Zion, Utah’s first National Park
The Paiute Indians call Zion, Mukuntuweap, meaning canyon or “straight up land”. This is an excellent description. When entering the park, sheer red Navajo sandstone walls surround me. I almost have a feeling of floating as the walls seemingly rise as the winding roads descend. This vertigo effect is a sensation that I find impossible to capture with photos and videos.
Zion is a busy park during the summer travel season requiring shuttles to transport to 1 of 8 dropoff points. Even arriving early morning, shuttle wait times are 45 minutes to an hour. I visit on 2 separate occasions taking in the Emerald Pools, Kayenta, Weeping Rock, and Angels Landing trails. I could easily spend 2 more days here.
When heading to Bryce I am pleasantly surprised to travel through The Dixie National Forest and the Red Canyon. Red Canyon features spectacular red sandstone spires and formations. It is easy to see why the area has been called the “most photographed place in Utah”. The brilliant red soil contrasted with the green pines is a sight like no other.
Bryce Canyon National Park
Conversely, there is no place like Bryce Canyon, a forest of stone. The Hoodoos (odd-shaped pillars of rock left standing from the forces of erosion) can be found on every continent, but here is the largest collection of hoodoos in the world! Descriptions fail.
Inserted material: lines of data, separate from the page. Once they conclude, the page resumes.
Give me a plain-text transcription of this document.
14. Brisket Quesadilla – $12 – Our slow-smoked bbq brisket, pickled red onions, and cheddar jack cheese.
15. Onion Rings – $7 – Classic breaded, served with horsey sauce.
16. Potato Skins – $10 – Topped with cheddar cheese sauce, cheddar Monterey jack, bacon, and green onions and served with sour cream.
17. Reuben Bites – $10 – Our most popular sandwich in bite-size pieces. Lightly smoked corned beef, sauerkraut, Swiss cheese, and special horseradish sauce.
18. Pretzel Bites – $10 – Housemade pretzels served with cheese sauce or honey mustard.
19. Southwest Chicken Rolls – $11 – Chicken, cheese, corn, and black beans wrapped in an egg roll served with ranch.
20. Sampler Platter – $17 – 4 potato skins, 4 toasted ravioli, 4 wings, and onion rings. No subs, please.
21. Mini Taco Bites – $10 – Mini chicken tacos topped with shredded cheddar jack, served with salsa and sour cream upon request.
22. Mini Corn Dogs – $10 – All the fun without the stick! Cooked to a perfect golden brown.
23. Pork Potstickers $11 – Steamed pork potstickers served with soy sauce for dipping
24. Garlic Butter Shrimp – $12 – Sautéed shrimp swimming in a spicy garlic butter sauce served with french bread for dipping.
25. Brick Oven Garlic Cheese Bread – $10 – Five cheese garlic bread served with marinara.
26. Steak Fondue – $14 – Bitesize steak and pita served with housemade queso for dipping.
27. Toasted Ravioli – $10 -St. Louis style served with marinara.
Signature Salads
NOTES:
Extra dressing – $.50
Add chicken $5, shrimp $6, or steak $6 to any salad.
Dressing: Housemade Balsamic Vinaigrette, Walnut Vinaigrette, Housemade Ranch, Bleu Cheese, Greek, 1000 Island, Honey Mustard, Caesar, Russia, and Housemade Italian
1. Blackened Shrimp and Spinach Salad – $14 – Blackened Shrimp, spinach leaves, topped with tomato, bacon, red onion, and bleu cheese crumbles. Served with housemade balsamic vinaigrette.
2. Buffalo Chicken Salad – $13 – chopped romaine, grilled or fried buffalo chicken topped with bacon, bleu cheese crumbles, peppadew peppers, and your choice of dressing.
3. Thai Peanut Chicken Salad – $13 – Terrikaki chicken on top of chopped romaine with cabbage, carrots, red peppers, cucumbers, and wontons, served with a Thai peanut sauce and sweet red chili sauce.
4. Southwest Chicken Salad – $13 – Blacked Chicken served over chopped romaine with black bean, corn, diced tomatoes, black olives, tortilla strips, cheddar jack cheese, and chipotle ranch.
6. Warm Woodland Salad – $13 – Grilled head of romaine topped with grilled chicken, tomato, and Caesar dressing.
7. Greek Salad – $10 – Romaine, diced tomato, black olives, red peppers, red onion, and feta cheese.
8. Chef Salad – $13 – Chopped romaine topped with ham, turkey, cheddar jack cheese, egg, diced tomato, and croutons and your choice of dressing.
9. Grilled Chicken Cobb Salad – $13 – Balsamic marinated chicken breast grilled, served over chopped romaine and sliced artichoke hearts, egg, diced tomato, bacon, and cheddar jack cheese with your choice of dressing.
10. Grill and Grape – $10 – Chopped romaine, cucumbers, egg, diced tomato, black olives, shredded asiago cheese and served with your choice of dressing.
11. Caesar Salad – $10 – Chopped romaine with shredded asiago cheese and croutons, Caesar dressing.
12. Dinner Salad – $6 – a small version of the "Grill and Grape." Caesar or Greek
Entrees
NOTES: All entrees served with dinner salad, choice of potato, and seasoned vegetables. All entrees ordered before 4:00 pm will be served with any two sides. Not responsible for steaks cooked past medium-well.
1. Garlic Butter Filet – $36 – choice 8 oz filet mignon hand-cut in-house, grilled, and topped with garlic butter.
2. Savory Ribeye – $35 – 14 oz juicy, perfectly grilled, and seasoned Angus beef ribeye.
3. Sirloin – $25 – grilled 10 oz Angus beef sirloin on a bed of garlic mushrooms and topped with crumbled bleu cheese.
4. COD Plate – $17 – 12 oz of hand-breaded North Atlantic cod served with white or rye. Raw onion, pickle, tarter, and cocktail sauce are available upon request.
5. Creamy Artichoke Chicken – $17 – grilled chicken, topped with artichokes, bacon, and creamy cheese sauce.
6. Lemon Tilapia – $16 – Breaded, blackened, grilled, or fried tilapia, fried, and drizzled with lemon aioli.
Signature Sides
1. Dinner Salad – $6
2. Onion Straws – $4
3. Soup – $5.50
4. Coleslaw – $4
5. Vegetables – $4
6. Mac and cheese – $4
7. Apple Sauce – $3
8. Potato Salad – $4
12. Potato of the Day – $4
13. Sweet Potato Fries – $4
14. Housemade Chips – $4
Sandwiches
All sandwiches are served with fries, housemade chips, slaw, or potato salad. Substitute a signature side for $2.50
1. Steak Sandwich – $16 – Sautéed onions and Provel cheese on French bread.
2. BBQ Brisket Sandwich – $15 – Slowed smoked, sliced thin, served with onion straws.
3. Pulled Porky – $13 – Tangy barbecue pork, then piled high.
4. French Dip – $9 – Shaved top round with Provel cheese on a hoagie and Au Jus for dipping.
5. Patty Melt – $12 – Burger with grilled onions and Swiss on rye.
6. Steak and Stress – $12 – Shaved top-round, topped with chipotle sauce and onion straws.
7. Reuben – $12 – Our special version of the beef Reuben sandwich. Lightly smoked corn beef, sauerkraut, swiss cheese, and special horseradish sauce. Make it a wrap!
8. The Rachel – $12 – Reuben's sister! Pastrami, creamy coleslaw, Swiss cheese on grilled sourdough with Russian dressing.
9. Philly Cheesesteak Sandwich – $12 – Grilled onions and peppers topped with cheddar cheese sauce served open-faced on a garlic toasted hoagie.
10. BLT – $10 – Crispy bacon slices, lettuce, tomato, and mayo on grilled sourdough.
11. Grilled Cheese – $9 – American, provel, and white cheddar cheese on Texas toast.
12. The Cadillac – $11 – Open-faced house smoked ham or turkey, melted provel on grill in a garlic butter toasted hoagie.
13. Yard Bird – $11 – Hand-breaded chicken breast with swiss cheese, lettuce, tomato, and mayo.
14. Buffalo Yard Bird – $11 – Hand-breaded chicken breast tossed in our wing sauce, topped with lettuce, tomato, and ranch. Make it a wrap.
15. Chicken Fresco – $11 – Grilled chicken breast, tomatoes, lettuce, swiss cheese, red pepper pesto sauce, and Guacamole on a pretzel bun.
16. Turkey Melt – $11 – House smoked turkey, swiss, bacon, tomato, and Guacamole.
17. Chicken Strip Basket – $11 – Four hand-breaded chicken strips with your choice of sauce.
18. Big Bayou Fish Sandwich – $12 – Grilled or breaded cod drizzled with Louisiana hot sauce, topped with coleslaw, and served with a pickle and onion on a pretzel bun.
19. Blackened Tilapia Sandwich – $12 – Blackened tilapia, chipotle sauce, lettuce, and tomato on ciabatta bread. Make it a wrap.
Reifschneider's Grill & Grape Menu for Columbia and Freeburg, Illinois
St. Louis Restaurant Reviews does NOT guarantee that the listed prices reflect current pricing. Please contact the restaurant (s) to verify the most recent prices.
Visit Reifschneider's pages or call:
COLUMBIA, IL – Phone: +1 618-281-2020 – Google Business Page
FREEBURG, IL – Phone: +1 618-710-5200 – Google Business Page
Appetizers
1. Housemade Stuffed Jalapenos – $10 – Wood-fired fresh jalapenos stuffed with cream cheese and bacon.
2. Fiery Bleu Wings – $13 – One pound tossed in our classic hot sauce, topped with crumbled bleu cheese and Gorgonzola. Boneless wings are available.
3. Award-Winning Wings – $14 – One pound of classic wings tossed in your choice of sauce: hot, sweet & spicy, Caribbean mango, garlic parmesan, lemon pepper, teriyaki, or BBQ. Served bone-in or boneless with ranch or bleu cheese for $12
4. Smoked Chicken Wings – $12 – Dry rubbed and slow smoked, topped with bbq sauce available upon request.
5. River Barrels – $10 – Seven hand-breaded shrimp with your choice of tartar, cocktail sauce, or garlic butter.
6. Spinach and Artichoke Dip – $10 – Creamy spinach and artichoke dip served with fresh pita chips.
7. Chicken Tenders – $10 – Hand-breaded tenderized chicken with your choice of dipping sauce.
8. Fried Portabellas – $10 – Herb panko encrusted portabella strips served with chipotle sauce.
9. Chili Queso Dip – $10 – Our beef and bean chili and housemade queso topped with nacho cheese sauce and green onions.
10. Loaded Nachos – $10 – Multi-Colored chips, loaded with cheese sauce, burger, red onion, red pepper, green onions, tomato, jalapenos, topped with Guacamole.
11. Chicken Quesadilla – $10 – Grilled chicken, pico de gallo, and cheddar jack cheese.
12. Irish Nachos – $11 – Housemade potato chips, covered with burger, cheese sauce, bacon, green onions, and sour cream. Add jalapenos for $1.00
Photographs do not do it justice.
Bryce Canyon offers 2 viewpoints Sunrise point and Sunset point. There is a 1.3-mile trail that descends into the canyon and connects the two. Like most national parks, Bryce prohibits dogs on the trails. So Murphy and I watch the sunrise from the canyon rim. My only regret is not planning ahead a little better as there is a horse riding service that provides a tour to the bottom of the canyon. This looks really cool.
Given the close proximity of these parks along with Grand Staircase-Escalante, it’s amazing the difference in personality that each has. Southern Utah has the most dramatic everchanging landscape that I have ever seen, and With Moab, Arches and Canyonlands on the agenda, there is more to come. It is certainly a national treasure.